AUGUSTA – I remember one winter afternoon. I was checking a logging job in Township 1, Range 6, north of Millinocket, and I came across an active deer yard outside of the harvest area where there must have been 40 deer standing quietly under the protection of the conifers overhead.

The sight was breathtaking. Then there was that autumn afternoon in T2R8, just west of Lincoln, about a mile from the nearest road.

My dog walked beside me as I used my ax to clear boundary lines and re-blaze trees that marked the property line, when I heard the unmistakable noise of a bull moose in rut.

And it was coming right at us. I froze, eyes searching for a tree big enough to climb; the dog was barking until I thought she’d be the end of us both. The moose, no more than 20 feet away, stared at me and huffed a few times before disappearing into the alders.

Some of my most cherished memories of working days come from the unorganized territories of Maine where I worked as a forester for about 13 years for International Paper.

The Legislature is grappling with L.D. 1534 and efforts to abolish the Land Use Regulation Commission, which oversees land use and development in these areas without municipal government, and these memories come back to me, raising concern over the future of the Maine North Woods.

Some who live in the unorganized territories believe LURC commissioners and staff have not heard them and have not responded to the urgent demands for jobs and economic growth.

Legislation to eliminate LURC has been late in coming this legislative session, with public hearings on L.D. 1534 only a few weeks ago, and adjournment on the horizon.

These initial efforts have been replaced with two proposals for a stakeholder group to study the issue and report back to the Legislative Committee on Agriculture, Conservation, and Forestry next year. Having served on that committee for two of my four terms in the Legislature, I know they have a tough road ahead of them.

The issue of who will oversee planning and permitting in 10.4 million acres of the unorganized territories will be studied, but key issues remain unresolved as competing proposals advance to the House and Senate.

Rep.
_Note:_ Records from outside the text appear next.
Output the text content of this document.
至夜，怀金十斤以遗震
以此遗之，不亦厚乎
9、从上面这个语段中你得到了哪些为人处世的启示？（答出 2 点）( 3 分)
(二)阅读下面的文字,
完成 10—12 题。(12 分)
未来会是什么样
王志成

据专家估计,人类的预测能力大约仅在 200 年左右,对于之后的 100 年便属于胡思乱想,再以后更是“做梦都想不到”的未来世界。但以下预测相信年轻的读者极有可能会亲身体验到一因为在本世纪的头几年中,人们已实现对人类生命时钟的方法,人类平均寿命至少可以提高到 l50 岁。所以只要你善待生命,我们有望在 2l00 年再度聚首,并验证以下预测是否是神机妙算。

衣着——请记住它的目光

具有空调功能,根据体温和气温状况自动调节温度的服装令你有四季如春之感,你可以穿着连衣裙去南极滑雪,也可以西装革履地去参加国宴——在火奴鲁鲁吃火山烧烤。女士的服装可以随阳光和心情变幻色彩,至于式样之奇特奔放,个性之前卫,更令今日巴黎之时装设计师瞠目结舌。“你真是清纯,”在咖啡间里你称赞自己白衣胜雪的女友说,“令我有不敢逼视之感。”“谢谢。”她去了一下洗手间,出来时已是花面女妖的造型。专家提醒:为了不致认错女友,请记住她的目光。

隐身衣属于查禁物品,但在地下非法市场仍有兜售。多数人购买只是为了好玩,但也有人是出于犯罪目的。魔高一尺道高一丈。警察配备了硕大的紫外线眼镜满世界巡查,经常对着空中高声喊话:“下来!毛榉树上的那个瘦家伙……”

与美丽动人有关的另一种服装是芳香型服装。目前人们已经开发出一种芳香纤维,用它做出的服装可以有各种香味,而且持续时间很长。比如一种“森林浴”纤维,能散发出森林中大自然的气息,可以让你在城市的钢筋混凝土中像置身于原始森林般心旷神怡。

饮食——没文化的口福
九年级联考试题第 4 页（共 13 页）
Jeff McCabe, D-Skowhegan, has offered a proposal to improve the process within LURC, to review all options for making the land use planning and regulation in the UT more predictable, and empowering LURC to incorporate expertise from regional, local, and statewide agencies.

It includes legislators among the numerous key stakeholders, thus ensuring a broad range of perspectives is included in the deliberations.

The McCabe amendment also outlines a charge to the stakeholder group to explore all options for ensuring that LURC officials address potential opportunities and conflicts in their planning and permitting work, and that permit applications are dealt with in a timely and respectful manner.

The amendment by Rep. Jeffrey Gifford, R-Lincoln, clearly favors a predetermined outcome of eliminating LURC, asking the study committee only to look at the governance of the UT, and to propose a transition plan if LURC is eliminated.

This is not the way to manage and encourage growth in an area so vast and unique that it is of statewide and even national significance.

As I reflect on my experiences living and working in Maine, I want to remind readers that those who work in the woods are as taken by the beauty of the North Woods as those who visit and vacation there.

And those who come to the woods for refuge from their work life do not dismiss the need for true, sustainable economic growth in rural Maine.

This is not a choice between protecting our natural assets and growing the economy.

Our challenge is to work together to figure out how to build our economy on the natural assets in a way that economy and environment continue to thrive for generations.

Rep. McCabe’s version of L.D. 1534 will provide an opportunity for this to happen, honoring both the local and statewide stewardship responsibilities.